27–30 August (20–23 August): BMW Championship – Jon Rahm won in a playoff over Dustin Johnson. It was his first FedEx Cup playoff tournament victory.
4–7 September (27–30 August): Tour Championship – Dustin Johnson won by three strokes over Xander Schauffele and Justin Thomas, to win the FedEx Cup for the first time. Johnson had started the tournament 3 strokes ahead of Thomas and 7 strokes ahead of Schauffele, who returned the lowest aggregate score.

Other leading PGA Tour events
12–15 March: The Players Championship – Incomplete; canceled following completion of the first round due to the COVID-19 pandemic.

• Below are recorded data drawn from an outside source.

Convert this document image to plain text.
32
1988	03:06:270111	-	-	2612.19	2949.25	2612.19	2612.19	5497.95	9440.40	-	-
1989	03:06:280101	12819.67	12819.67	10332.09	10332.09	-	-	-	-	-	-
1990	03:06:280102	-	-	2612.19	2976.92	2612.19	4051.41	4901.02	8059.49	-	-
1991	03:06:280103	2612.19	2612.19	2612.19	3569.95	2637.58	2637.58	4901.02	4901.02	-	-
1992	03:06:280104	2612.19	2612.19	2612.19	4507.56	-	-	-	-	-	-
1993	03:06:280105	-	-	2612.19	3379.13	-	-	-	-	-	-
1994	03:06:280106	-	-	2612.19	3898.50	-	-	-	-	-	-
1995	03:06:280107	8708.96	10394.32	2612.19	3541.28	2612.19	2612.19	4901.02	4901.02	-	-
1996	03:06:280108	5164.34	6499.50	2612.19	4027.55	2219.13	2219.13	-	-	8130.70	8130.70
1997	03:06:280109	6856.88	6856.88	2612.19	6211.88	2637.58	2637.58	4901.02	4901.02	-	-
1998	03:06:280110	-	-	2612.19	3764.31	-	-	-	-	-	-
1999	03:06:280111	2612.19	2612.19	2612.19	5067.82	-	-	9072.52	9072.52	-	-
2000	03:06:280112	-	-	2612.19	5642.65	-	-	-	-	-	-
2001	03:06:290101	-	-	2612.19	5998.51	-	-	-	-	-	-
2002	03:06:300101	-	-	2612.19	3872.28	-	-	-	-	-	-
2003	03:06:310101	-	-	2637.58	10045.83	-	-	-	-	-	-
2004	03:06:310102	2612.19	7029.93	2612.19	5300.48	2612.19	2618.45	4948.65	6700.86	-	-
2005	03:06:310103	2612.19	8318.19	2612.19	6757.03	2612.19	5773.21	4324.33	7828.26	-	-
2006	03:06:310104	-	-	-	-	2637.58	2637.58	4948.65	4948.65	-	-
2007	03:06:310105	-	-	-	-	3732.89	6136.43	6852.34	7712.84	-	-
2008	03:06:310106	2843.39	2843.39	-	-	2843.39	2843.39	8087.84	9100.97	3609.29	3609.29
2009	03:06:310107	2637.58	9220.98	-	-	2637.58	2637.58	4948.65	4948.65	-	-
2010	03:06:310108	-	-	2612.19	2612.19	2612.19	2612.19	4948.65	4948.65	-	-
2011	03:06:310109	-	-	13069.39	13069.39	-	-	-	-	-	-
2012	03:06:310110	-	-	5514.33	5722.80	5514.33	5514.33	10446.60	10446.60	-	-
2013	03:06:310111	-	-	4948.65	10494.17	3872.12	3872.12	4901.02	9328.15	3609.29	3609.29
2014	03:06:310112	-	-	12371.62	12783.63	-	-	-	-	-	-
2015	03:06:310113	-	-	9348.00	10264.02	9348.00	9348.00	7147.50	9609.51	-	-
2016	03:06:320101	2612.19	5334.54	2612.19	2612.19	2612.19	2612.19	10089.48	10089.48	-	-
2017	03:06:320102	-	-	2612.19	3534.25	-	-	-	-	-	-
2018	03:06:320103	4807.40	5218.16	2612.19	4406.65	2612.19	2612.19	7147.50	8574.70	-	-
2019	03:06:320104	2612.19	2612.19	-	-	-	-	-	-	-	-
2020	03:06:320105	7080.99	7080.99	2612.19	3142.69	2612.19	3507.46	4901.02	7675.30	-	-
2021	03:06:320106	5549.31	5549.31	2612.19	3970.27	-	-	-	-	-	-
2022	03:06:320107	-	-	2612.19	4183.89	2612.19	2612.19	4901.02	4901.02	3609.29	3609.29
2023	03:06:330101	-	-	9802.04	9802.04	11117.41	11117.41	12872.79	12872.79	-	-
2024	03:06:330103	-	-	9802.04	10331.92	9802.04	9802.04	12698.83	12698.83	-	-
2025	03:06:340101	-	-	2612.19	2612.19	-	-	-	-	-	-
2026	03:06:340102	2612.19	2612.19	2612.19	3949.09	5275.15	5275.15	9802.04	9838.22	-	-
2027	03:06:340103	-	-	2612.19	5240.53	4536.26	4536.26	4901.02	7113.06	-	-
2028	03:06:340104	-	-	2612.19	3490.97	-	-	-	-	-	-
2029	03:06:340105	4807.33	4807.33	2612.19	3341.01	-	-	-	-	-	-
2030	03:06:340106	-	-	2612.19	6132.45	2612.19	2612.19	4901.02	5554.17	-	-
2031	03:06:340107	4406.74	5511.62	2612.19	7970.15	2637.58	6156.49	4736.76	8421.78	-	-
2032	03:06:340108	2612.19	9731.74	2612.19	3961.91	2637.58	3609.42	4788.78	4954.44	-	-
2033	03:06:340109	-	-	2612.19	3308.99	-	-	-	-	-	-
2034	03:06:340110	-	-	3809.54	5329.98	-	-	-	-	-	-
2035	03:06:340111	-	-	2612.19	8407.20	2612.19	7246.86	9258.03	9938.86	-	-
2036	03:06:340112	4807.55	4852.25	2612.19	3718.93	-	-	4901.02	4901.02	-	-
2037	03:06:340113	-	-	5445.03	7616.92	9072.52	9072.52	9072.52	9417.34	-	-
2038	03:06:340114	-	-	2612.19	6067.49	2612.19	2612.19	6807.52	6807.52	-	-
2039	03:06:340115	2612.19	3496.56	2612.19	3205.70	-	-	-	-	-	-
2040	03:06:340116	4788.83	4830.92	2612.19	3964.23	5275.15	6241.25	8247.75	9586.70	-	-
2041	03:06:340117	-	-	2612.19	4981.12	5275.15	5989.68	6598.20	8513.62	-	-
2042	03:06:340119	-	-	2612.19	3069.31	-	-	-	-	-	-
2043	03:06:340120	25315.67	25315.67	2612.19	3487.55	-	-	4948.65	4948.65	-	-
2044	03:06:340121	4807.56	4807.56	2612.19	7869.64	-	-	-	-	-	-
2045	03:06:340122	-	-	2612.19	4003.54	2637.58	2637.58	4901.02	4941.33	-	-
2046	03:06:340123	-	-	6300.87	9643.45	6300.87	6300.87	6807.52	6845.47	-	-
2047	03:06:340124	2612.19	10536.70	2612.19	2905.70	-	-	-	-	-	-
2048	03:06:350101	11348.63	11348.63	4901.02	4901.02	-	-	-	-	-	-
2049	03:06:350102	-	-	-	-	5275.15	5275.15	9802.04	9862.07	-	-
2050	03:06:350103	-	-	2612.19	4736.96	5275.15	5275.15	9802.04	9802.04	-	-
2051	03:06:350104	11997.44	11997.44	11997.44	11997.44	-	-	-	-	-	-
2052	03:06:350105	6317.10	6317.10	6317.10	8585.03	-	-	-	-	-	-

For a complete list of PGA Tour results see 2019–20 PGA Tour.

Leading European Tour events
8–11 October (10–13 September): BMW PGA Championship – Tyrrell Hatton won by four strokes from Victor Perez.
10–13 December (19–22 November): DP World Tour Championship, Dubai – Englishman Matt Fitzpatrick won his second DP World Tour Championship, defeating Lee Westwood by one stroke.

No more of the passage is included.